Graphic Book Best Sellers: A Treatise on Sex Workers

“Paying for It,” a memoir about prostitution by the cartoonist Chester Brown, lands at No. 2 on our hardcover list. The book, published by Drawn & Quarterly, has received a number of reviews: “Brown believes that prostitution is a logical and healthy choice for him, and the women he engages, to make,” reads the write-up on the Monkey See blog on npr.org. “His friends disagree, for a host of reasons. “Paying for It” is, at its cool, affectless heart, an argument for a deeply unpopular position, and as such it seems destined to become one of the most controversial memoirs of the year, graphic or otherwise.”

Dwight Garner, in his review in The New York Times, described “Paying for It” as “not a feel-good comic book.”
“It’s sober and intense,” he wrote, “as if written by a lonely and homely Lou Reed and meant to be read aloud beneath a single light bulb hung from the ceiling. But it delivers a series of moral and cerebral and horndog thwacks. It will stick in your mind and perhaps in your craw. It’s a real if squeamish-making work of art.”
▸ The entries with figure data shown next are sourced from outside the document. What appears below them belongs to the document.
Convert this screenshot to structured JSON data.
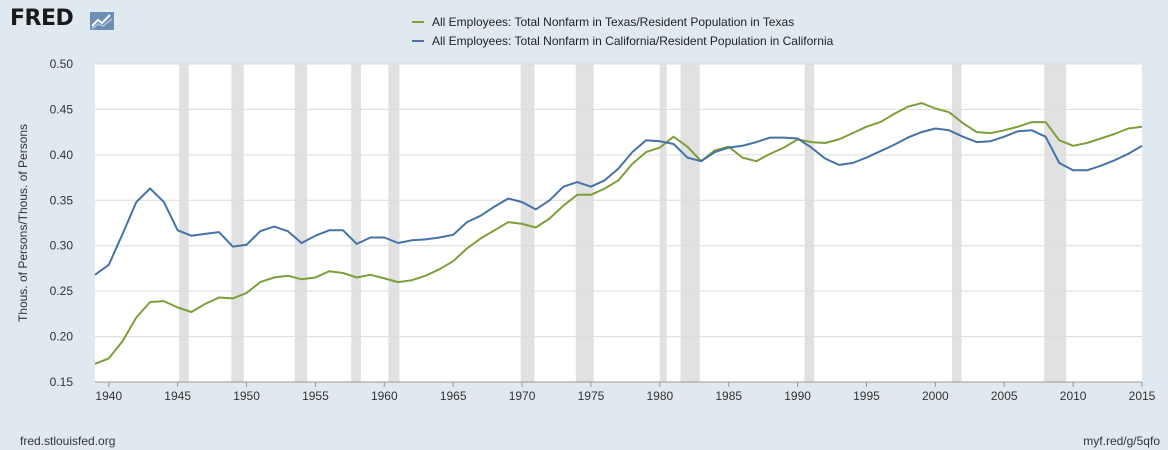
{
  "branding": {
    "logo_text": "FRED",
    "logo_icon": "line-chart-icon"
  },
  "footer": {
    "source": "fred.stlouisfed.org",
    "short_link": "myf.red/g/5qfo"
  },
  "colors": {
    "texas": "#7d9f3b",
    "california": "#4572a7",
    "recession": "#e1e1e1",
    "grid": "#dcdcdc",
    "background": "#e1e9f0"
  },
  "chart_data": {
    "type": "line",
    "title": "",
    "xlabel": "",
    "ylabel": "Thous. of Persons/Thous. of Persons",
    "xlim": [
      1939,
      2015
    ],
    "ylim": [
      0.15,
      0.5
    ],
    "x_ticks": [
      "1940",
      "1945",
      "1950",
      "1955",
      "1960",
      "1965",
      "1970",
      "1975",
      "1980",
      "1985",
      "1990",
      "1995",
      "2000",
      "2005",
      "2010",
      "2015"
    ],
    "y_ticks": [
      "0.15",
      "0.20",
      "0.25",
      "0.30",
      "0.35",
      "0.40",
      "0.45",
      "0.50"
    ],
    "grid": true,
    "legend_position": "top-center",
    "recessions": [
      [
        1945.1,
        1945.8
      ],
      [
        1948.9,
        1949.8
      ],
      [
        1953.5,
        1954.4
      ],
      [
        1957.6,
        1958.3
      ],
      [
        1960.3,
        1961.1
      ],
      [
        1969.9,
        1970.9
      ],
      [
        1973.9,
        1975.2
      ],
      [
        1980.0,
        1980.5
      ],
      [
        1981.5,
        1982.9
      ],
      [
        1990.5,
        1991.2
      ],
      [
        2001.2,
        2001.9
      ],
      [
        2007.9,
        2009.5
      ]
    ],
    "x": [
      1939,
      1940,
      1941,
      1942,
      1943,
      1944,
      1945,
      1946,
      1947,
      1948,
      1949,
      1950,
      1951,
      1952,
      1953,
      1954,
      1955,
      1956,
      1957,
      1958,
      1959,
      1960,
      1961,
      1962,
      1963,
      1964,
      1965,
      1966,
      1967,
      1968,
      1969,
      1970,
      1971,
      1972,
      1973,
      1974,
      1975,
      1976,
      1977,
      1978,
      1979,
      1980,
      1981,
      1982,
      1983,
      1984,
      1985,
      1986,
      1987,
      1988,
      1989,
      1990,
      1991,
      1992,
      1993,
      1994,
      1995,
      1996,
      1997,
      1998,
      1999,
      2000,
      2001,
      2002,
      2003,
      2004,
      2005,
      2006,
      2007,
      2008,
      2009,
      2010,
      2011,
      2012,
      2013,
      2014,
      2015
    ],
    "series": [
      {
        "name": "All Employees: Total Nonfarm in Texas/Resident Population in Texas",
        "values": [
          0.17,
          0.176,
          0.195,
          0.221,
          0.238,
          0.239,
          0.232,
          0.227,
          0.236,
          0.243,
          0.242,
          0.248,
          0.26,
          0.265,
          0.267,
          0.263,
          0.265,
          0.272,
          0.27,
          0.265,
          0.268,
          0.264,
          0.26,
          0.262,
          0.267,
          0.274,
          0.283,
          0.297,
          0.308,
          0.317,
          0.326,
          0.324,
          0.32,
          0.33,
          0.344,
          0.356,
          0.356,
          0.363,
          0.372,
          0.39,
          0.403,
          0.408,
          0.42,
          0.409,
          0.393,
          0.405,
          0.409,
          0.397,
          0.393,
          0.401,
          0.408,
          0.417,
          0.414,
          0.413,
          0.417,
          0.424,
          0.431,
          0.436,
          0.445,
          0.453,
          0.457,
          0.451,
          0.447,
          0.435,
          0.425,
          0.424,
          0.427,
          0.431,
          0.436,
          0.436,
          0.416,
          0.41,
          0.413,
          0.418,
          0.423,
          0.429,
          0.431
        ]
      },
      {
        "name": "All Employees: Total Nonfarm in California/Resident Population in California",
        "values": [
          0.268,
          0.279,
          0.313,
          0.348,
          0.363,
          0.348,
          0.317,
          0.311,
          0.313,
          0.315,
          0.299,
          0.301,
          0.316,
          0.321,
          0.316,
          0.303,
          0.311,
          0.317,
          0.317,
          0.302,
          0.309,
          0.309,
          0.303,
          0.306,
          0.307,
          0.309,
          0.312,
          0.326,
          0.333,
          0.343,
          0.352,
          0.348,
          0.34,
          0.35,
          0.365,
          0.37,
          0.365,
          0.372,
          0.385,
          0.403,
          0.416,
          0.415,
          0.412,
          0.397,
          0.393,
          0.403,
          0.408,
          0.41,
          0.414,
          0.419,
          0.419,
          0.418,
          0.408,
          0.396,
          0.389,
          0.391,
          0.397,
          0.404,
          0.411,
          0.419,
          0.425,
          0.429,
          0.427,
          0.42,
          0.414,
          0.415,
          0.42,
          0.426,
          0.427,
          0.42,
          0.391,
          0.383,
          0.383,
          0.388,
          0.394,
          0.401,
          0.41
        ]
      }
    ]
  }
}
Another view: “Brown’s real concerns lie beyond mere observation. Throughout, he uses his own experiences to make the case for decriminalizing prostitution. In boldly direct style, his character expounds on his reading material, inquires after his friends’ stance on the morality of sex work, and, in one sequence, simply sits around in his underwear thinking,” reads the review at walrusmagazine.com. “It is a testament to Brown’s accomplishment as a cartoonist that such heady stuff remains compelling reading, each thought progressing mathematically to the next. And while he sets out logically to convince us of his argument, this isn’t exactly tract literature either: credit him with making room for doubt, too. A cast of quippy, incredulous confidants serve as stand-ins for readers unswayed by Brown’s line of reasoning, and debate with him in lengthy Socratic passages.”